Many details are still to be determined by regulations that are not yet available, however the following are the highlights of the details currently available.


  1. An existing registered plan (defined benefit or defined contribution) that is not a target benefit plan cannot be subsequently registered as a target benefit plan, (i.e., existing plans cannot be “converted” to target benefit plans). Target benefit plans must be established as new plans.

The transfer of benefits under an existing defined contribution or defined benefit plan to a target benefit plan will only be permitted where the individual member or former member or union (assuming the union has the requisite authority) consents. As such, consent must be obtained on a member-by-member basis, rather than on an overall percentage consent basis. Therefore, as a practical matter, it may be virtually impossible to transfer all liabilities from an existing plan to a target benefit plan. However, in a unionized environment it may be possible to at least transfer all active member liabilities. Upcoming regulations will detail how the assets and liabilities are to be transferred.

  1. Bill C-27 requires that consent to the transfer of benefits to a target benefit plan must be informed consent. Bill C-27 details the information that must be provided to the members, former members and the bargaining agent (where applicable) to consider when deciding whether to consent to a transfer of benefits to a target benefit plan. Further, the Superintendent of Financial Institutions (Superintendent) must approve all such disclosures. The legislation also indicates that the regulations will prescribe the period of time which members, former members and unions will have to consent.
  2. A target benefit plan will be required to be administered by a board of trustees or other similar body which includes:
    1. At least one individual chosen jointly by the plan’s members and by employees who are eligible for membership in the plan; and
    2. If the total number of the following former members and survivors is equal to, or greater than, the prescribed number, at least one individual chosen jointly by:
      1. The plan’s former members
      2. The survivors of the plan’s members or former members, if the survivors are entitled to pension benefits under the target benefit plan
      3. The survivors of members or of former members of any other pension plan, if the survivors have consented to surrender pension benefits under that other plan in exchange for pension benefits under the target benefit plan

How the individuals for the administrative body will be chosen will be set out in the regulations. There is no requirement that the administrative body consist of an equal number of employer and employee representatives.
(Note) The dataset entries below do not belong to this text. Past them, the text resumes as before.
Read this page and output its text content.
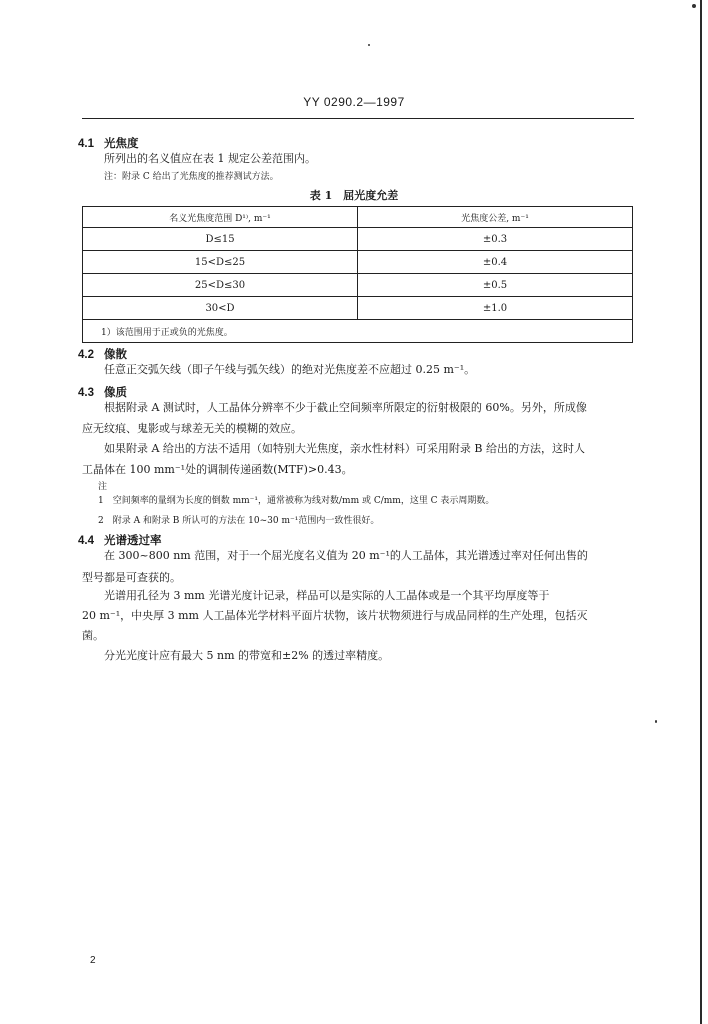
YY 0290.2—1997
4.1 光焦度
所列出的名义值应在表 1 规定公差范围内。
注：附录 C 给出了光焦度的推荐测试方法。
表 1　屈光度允差
名义光焦度范围 D¹⁾, m⁻¹	光焦度公差, m⁻¹
D≤15	±0.3
15<D≤25	±0.4
25<D≤30	±0.5
30<D	±1.0
1）该范围用于正或负的光焦度。	
4.2 像散
任意正交弧矢线（即子午线与弧矢线）的绝对光焦度差不应超过 0.25 m⁻¹。
4.3 像质
根据附录 A 测试时，人工晶体分辨率不少于截止空间频率所限定的衍射极限的 60%。另外，所成像
应无纹痕、鬼影或与球差无关的模糊的效应。
如果附录 A 给出的方法不适用（如特别大光焦度，亲水性材料）可采用附录 B 给出的方法，这时人
工晶体在 100 mm⁻¹处的调制传递函数(MTF)>0.43。
注
1　空间频率的量纲为长度的倒数 mm⁻¹，通常被称为线对数/mm 或 C/mm，这里 C 表示周期数。
2　附录 A 和附录 B 所认可的方法在 10~30 m⁻¹范围内一致性很好。
4.4 光谱透过率
在 300~800 nm 范围，对于一个屈光度名义值为 20 m⁻¹的人工晶体，其光谱透过率对任何出售的
型号都是可查获的。
光谱用孔径为 3 mm 光谱光度计记录，样品可以是实际的人工晶体或是一个其平均厚度等于
20 m⁻¹，中央厚 3 mm 人工晶体光学材料平面片状物，该片状物须进行与成品同样的生产处理，包括灭
菌。
分光光度计应有最大 5 nm 的带宽和±2% 的透过率精度。
2
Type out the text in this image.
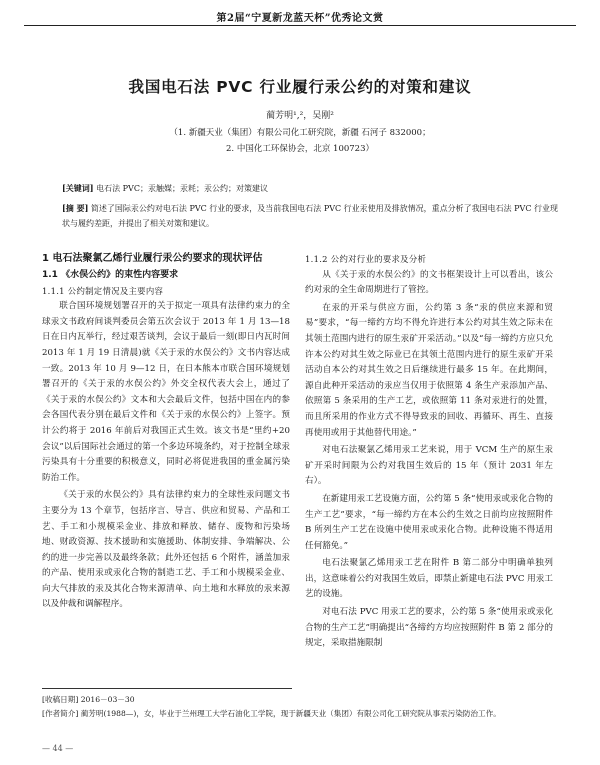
第2届“宁夏新龙蓝天杯”优秀论文赏
我国电石法 PVC 行业履行汞公约的对策和建议
蔺芳明¹,²，吴刚²
（1. 新疆天业（集团）有限公司化工研究院，新疆 石河子 832000；
2. 中国化工环保协会，北京 100723）
[关键词] 电石法 PVC；汞触媒；汞耗；汞公约；对策建议
[摘 要] 简述了国际汞公约对电石法 PVC 行业的要求，及当前我国电石法 PVC 行业汞使用及排放情况，重点分析了我国电石法 PVC 行业现状与履约差距，并提出了相关对策和建议。
1 电石法聚氯乙烯行业履行汞公约要求的现状评估
1.1 《水俣公约》的束性内容要求
1.1.1 公约制定情况及主要内容

联合国环境规划署召开的关于拟定一项具有法律约束力的全球汞文书政府间谈判委员会第五次会议于 2013 年 1 月 13—18 日在日内瓦举行，经过艰苦谈判，会议于最后一刻(即日内瓦时间 2013 年 1 月 19 日清晨)就《关于汞的水俣公约》文书内容达成一致。2013 年 10 月 9—12 日，在日本熊本市联合国环境规划署召开的《关于汞的水俣公约》外交全权代表大会上，通过了《关于汞的水俣公约》文本和大会最后文件，包括中国在内的参会各国代表分别在最后文件和《关于汞的水俣公约》上签字。预计公约将于 2016 年前后对我国正式生效。该文书是“里约+20 会议”以后国际社会通过的第一个多边环境条约，对于控制全球汞污染具有十分重要的积极意义，同时必将促进我国的重金属污染防治工作。

《关于汞的水俣公约》具有法律约束力的全球性汞问题文书主要分为 13 个章节，包括序言、导言、供应和贸易、产品和工艺、手工和小规模采金业、排放和释放、储存、废物和污染场地、财政资源、技术援助和实施援助、体制安排、争端解决、公约的进一步完善以及最终条款；此外还包括 6 个附件，涵盖加汞的产品、使用汞或汞化合物的制造工艺、手工和小规模采金业、向大气排放的汞及其化合物来源清单、向土地和水释放的汞来源以及仲裁和调解程序。

1.1.2 公约对行业的要求及分析

从《关于汞的水俣公约》的文书框架设计上可以看出，该公约对汞的全生命周期进行了管控。

在汞的开采与供应方面，公约第 3 条“汞的供应来源和贸易”要求，“每一缔约方均不得允许进行本公约对其生效之际未在其领土范围内进行的原生汞矿开采活动。”以及“每一缔约方应只允许本公约对其生效之际业已在其领土范围内进行的原生汞矿开采活动自本公约对其生效之日后继续进行最多 15 年。在此期间，源自此种开采活动的汞应当仅用于依照第 4 条生产汞添加产品、依照第 5 条采用的生产工艺，或依照第 11 条对汞进行的处置，而且所采用的作业方式不得导致汞的回收、再循环、再生、直接再使用或用于其他替代用途。”

对电石法聚氯乙烯用汞工艺来说，用于 VCM 生产的原生汞矿开采时间限为公约对我国生效后的 15 年（预计 2031 年左右）。

在新建用汞工艺设施方面，公约第 5 条“使用汞或汞化合物的生产工艺”要求，“每一缔约方在本公约生效之日前均应按照附件 B 所列生产工艺在设施中使用汞或汞化合物。此种设施不得适用任何豁免。”

电石法聚氯乙烯用汞工艺在附件 B 第二部分中明确单独列出，这意味着公约对我国生效后，即禁止新建电石法 PVC 用汞工艺的设施。

对电石法 PVC 用汞工艺的要求，公约第 5 条“使用汞或汞化合物的生产工艺”明确提出“各缔约方均应按照附件 B 第 2 部分的规定，采取措施限制

[收稿日期] 2016－03－30
[作者简介] 蔺芳明(1988—)，女，毕业于兰州理工大学石油化工学院，现于新疆天业（集团）有限公司化工研究院从事汞污染防治工作。
— 44 —
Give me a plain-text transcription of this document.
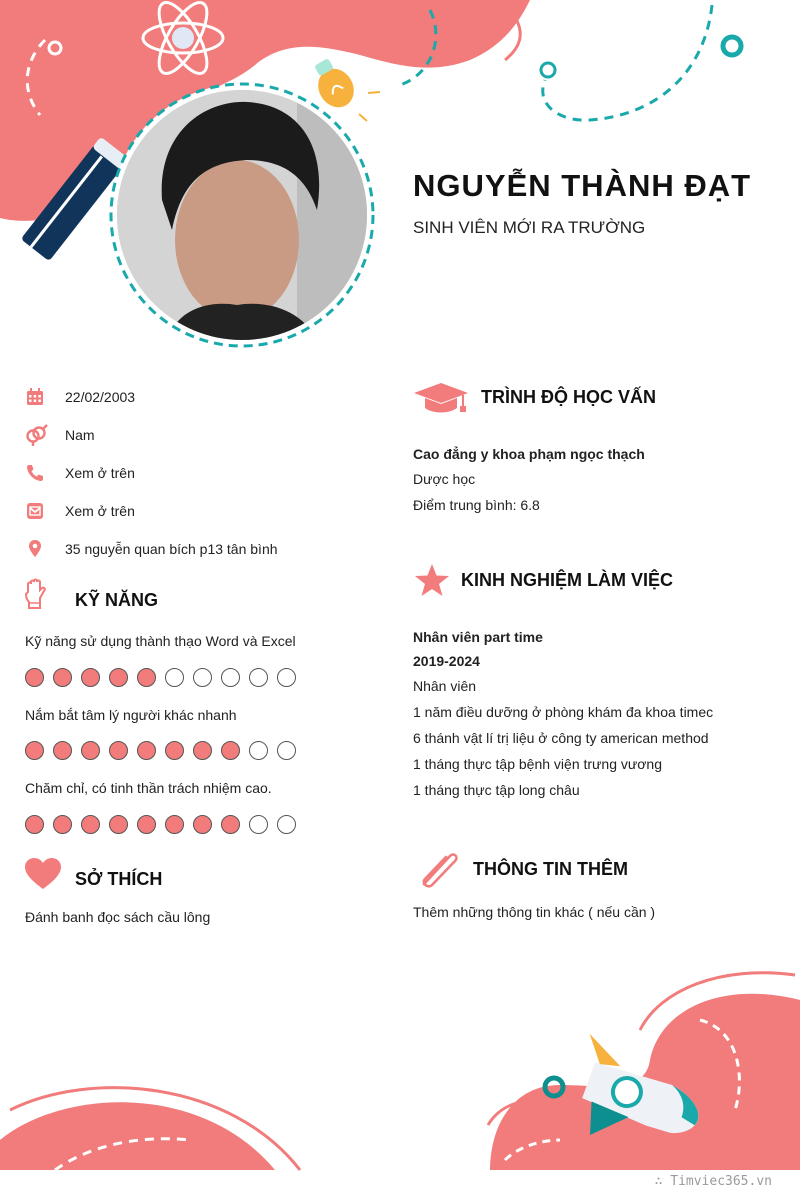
NGUYỄN THÀNH ĐẠT
SINH VIÊN MỚI RA TRƯỜNG
22/02/2003
Nam
Xem ở trên
Xem ở trên
35 nguyễn quan bích p13 tân bình
KỸ NĂNG
Kỹ năng sử dụng thành thạo Word và Excel
Nắm bắt tâm lý người khác nhanh
Chăm chỉ, có tinh thần trách nhiệm cao.
SỞ THÍCH
Đánh banh đọc sách cầu lông
TRÌNH ĐỘ HỌC VẤN
Cao đẳng y khoa phạm ngọc thạch
Dược học
Điểm trung bình: 6.8
KINH NGHIỆM LÀM VIỆC
Nhân viên part time
2019-2024
Nhân viên
1 năm điều dưỡng ở phòng khám đa khoa timec
6 thánh vật lí trị liệu ở công ty american method
1 tháng thực tập bệnh viện trưng vương
1 tháng thực tập long châu
THÔNG TIN THÊM
Thêm những thông tin khác ( nếu cần )
∴ Timviec365.vn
  1. A written governance policy will have to be established for a target benefit plan in accordance with the regulations.
  2. Target benefit plans will also be required to have a funding policy that is approved by the administrator and which sets out:
    1. The plan’s target pension benefit formula — namely, the formula for determining the manner in which pension benefits under the plan are determined on the day on which the plan is established
    2. The manner in which pension benefits under the plan are currently determined, if different from the target pension benefit formula
    3. The employer contributions — and, if any, the member contributions — to the plan
    4. The objectives of the plan with respect to pension benefit stability
    5. A deficit recovery plan, which meets the requirements of Bill C-27
    6. A surplus utilization plan, which meets the requirements of Bill C-27
    7. Any other content that may be prescribed
  3. Surplus refund rules will not apply to target benefit plans.
  4. Actuarial modelling will be required before a target benefit plan is established and also at intervals as determined by the regulations.
  5. There are restrictions on amendments to target benefit plans which prohibit amendments that amend the objective of the plan with respect to pension benefit stability, or reduce accrued benefits except in accordance with the funding policy.
  6. Target benefit plans will be required to file annual actuarial reports.
  7. It appears that on plan termination, the regulations are going to prescribe required increases in benefits.
  8. There are rules that provide that if the target benefit plan is terminated prior to its five-year anniversary, the greater of the benefit under the target benefit plan and the amount that the individual would have been entitled to under the original plan, must be provided.
  9. It is anticipated that changes will be made to the Income Tax Act (Canada) to facilitate single-employer target benefit plans.


  1. The purchase of an immediate or deferred life annuity in full discharge of a plan’s obligations under the PBSA will be permitted if:
    1. The plan authorizes the purchase of the life annuity in satisfaction of the obligation
    2. The life annuity is of a kind prescribed by the regulations
    3. The life annuity provides the former member with payments to which the member would otherwise have been entitled
    4. The administrator complies with the prescribed notice requirements, which will be set out in the regulations
  2. The purchase of part of a pension benefit will also be permitted in partial satisfaction of the plan’s obligations under the PBSA.
  3. If the administrator proposes purchasing the life annuity from a person other than a “life company”, as defined under subsection 2(1) of the Insurance Companies Act, it will need to obtain the Superintendent’s approval to do so.


We will watch for the proposed regulations and provide a subsequent briefing so that all federally regulated entities can consider both the target benefit opportunities and the scope of the annuity discharge.